Sinopse:
Médico sanitarista se oferece para realizar o trabalho de prevenção ao vírus HIV no Carandiru, maior presídio da América Latina, durante a década de 1990. Ele convive diariamente com a dura realidade dos detentos e presencia a violência agravada pela superlotação, a precariedade dos serviços prestados e a animalização dos presos. Paradoxalmente, ele conhece o sistema de organização interna e o lado frágil, romântico e sonhador dos homens cumprindo pena.
Crítica:
"Carandiru" dirigido por Héctor Babenco, é uma obra cinematográfica que se propõe a oferecer um olhar aprofundado sobre a dura realidade do sistema prisional brasileiro. Baseado nas experiências do médico Drauzio Varella, o filme cria um espaço para que histórias individuais de detentos sejam contadas, permitindo que o espectador compreenda a complexidade das vidas que estão por trás das grades. Essa abordagem humaniza os prisioneiros, transformando-os de números em narrativas que revelam suas esperanças, medos e desafios diários.
Um dos aspectos mais notáveis da produção é o uso da própria Casa de Detenção de São Paulo como cenário.
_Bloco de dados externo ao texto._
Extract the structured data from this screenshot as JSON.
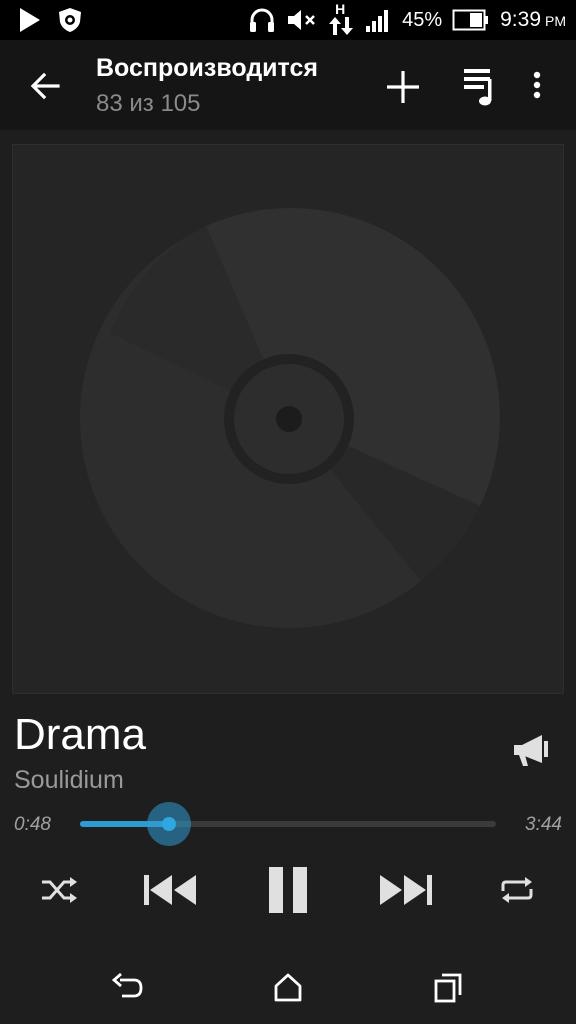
{
  "status_bar": {
    "battery_percent": "45%",
    "time": "9:39",
    "ampm": "PM",
    "network_label": "H",
    "icons": [
      "play-store-icon",
      "security-shield-icon",
      "headphones-icon",
      "volume-muted-icon",
      "data-arrows-icon",
      "signal-icon",
      "battery-icon"
    ]
  },
  "header": {
    "title": "Воспроизводится",
    "subtitle": "83 из 105"
  },
  "track": {
    "title": "Drama",
    "artist": "Soulidium",
    "elapsed": "0:48",
    "duration": "3:44",
    "progress": 0.214
  },
  "controls": [
    "shuffle",
    "previous",
    "pause",
    "next",
    "repeat"
  ],
  "colors": {
    "accent": "#2f9bd3",
    "background": "#1e1e1e",
    "app_bar": "#151515"
  }
}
Ao filmar nas locações reais, "Carandiru" consegue transmitir uma autenticidade e uma sensação de imersão difícil de alcançar em sets de filmagem convencionais. Essa escolha estética aprofunda a experiência do espectador e faz com que a realidade do ambiente prisional se torne palpável. Assim, o filme se afasta das representações glamourosas frequentemente associadas ao cinema, mergulhando em um universo desolador e verídico.
A habilidade de Babenco em unir drama e elementos documentais destacam-se ao longo do filme. O diretor consegue equilibrar a narrativa com momentos de realismo cru, oferecendo uma visão que vai além da ficção. Esse estilo docudrama proporciona um olhar mais crítico sobre o sistema penitenciário, provocando reflexões sobre a sociedade e as condições de vida dos detentos. Ao invés de apenas retratar a violência e a desestrutura, "Carandiru" também sugere uma análise social que questiona a eficácia da pena e do encarceramento.
As atuações são outro ponto forte da obra. Ao escolher prisioneiros reais para interpretar papéis de detentos, Babenco conseguiu não apenas trazer autenticidade às performances, mas também integrar os protagonistas nas histórias que narram. Esses atores, ao vivenciarem suas próprias experiências no sistema prisional, conferem às personagens uma profundidade emocional que ressoa com o público. Assim, cada personagem se torna um porta-voz de suas respectivas realidades, criando uma conexão direta com a audiência.
Além disso, a trilha sonora e a cinematografia são elementos que compõem a atmosfera do filme e realçam suas temáticas. A direção de arte reflete a opressão e o desespero do espaço prisional, enquanto a música faz uma importante função de guiar as emoções do espectador, contribuindo para a construção do clima dramático e tenso que permeia a narrativa. Essas escolhas técnicas não são meros adornos, mas sim ferramentas que ajudam a intensificar a mensagem central da obra.
O massacre de 1992, se torna o clímax da trama e resume a tragédia do sistema. Esse evento histórico não é tratado de forma sensacionalista, mas sim como um reflexo do descaso e da violência sistemática enfrentada por aqueles que habitam as prisões. "Carandiru" se destaca ao abordar essa questão polêmica, desafiando o espectador a refletir sobre a brutal realidade que muitas vezes é ignorada pela sociedade.
Por fim, "Carandiru" se posiciona como um filme necessário, que vai além do mero entretenimento. Com suas críticas sociais incisivas, atuações impactantes e um comprometimento inabalável com a verdade, a obra de Babenco permanece relevante, incentivando diálogos sobre justiça, empatia e reforma do sistema prisional. Essa profundidade faz com que "Carandiru" se mantenha como uma referência no cinema brasileiro, mantendo viva a memória de um espaço que foi tanto um lar quanto uma prisão para muitos.